In the experimental model used, triamterene and canrenoate did not retain potassium and thallium compared to the controls.

Experiments with 390 mmol Na and 230 mmol K in the food (normal composition 110 mmol Na, 230 mmol K) showed no influence on the renal excretion of both thallium and potassium. However, when the amount of K in the normal food was increased to 650 mmol, the renal excretion of thallium in one week was raised to 55% of the administered dose.

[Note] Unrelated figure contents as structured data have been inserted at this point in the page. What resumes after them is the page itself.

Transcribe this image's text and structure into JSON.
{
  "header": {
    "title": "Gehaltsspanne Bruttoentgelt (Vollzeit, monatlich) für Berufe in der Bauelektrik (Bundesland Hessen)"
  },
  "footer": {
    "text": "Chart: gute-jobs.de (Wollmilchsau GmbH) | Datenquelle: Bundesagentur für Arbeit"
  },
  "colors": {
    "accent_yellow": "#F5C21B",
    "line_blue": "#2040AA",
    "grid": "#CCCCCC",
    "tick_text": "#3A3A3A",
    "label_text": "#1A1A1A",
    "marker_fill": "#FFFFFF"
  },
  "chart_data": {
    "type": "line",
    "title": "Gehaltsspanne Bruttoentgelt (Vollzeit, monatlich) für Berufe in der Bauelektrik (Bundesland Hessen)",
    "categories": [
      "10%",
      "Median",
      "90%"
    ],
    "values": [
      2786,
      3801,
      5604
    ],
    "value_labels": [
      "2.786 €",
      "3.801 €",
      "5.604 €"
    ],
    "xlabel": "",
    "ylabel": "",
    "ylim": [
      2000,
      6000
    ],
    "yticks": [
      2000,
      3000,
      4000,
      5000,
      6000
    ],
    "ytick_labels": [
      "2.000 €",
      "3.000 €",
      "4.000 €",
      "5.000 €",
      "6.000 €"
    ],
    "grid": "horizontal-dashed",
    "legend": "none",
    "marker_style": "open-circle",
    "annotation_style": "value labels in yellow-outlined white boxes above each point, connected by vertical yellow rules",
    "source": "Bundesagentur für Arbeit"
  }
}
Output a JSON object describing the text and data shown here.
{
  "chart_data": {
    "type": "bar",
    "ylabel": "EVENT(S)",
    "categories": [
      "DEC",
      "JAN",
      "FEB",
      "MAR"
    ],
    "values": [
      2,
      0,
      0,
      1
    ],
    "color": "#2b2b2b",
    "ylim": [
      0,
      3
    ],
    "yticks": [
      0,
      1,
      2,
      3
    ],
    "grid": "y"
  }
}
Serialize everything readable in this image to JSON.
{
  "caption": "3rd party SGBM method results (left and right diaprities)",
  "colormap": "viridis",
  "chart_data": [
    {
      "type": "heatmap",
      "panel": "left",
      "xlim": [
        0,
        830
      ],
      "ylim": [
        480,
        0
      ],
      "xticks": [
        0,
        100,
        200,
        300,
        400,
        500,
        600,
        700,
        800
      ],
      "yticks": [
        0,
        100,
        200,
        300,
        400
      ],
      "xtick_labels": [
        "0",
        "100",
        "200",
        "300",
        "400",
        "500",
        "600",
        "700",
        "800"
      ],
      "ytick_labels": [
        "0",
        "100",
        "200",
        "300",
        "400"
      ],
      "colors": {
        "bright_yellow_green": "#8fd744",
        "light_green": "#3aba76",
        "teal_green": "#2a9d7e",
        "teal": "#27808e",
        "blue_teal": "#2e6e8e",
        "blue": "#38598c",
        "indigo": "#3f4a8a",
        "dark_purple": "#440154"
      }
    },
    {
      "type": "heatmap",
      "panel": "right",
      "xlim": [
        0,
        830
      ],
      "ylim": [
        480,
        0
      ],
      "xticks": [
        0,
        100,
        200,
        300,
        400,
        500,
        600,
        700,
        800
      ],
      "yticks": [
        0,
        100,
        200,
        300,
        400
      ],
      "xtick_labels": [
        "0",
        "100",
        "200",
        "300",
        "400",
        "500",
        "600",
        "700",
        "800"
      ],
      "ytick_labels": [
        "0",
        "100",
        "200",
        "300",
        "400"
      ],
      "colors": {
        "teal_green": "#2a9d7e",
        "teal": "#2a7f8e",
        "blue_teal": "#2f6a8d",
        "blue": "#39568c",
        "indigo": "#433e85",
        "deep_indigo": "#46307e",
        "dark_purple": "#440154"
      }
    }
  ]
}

In summary, the renal elimination of thallium in the conscious rat can be significantly accelerated by treatment with furosemide. The amount of water excreted under influence of diuretic drugs has no predictive value for the result desired. On the other hand, chronic oral administration of potassium chloride proves to be superior to any other treatment with respect to the enhanced renal elimination of thallium.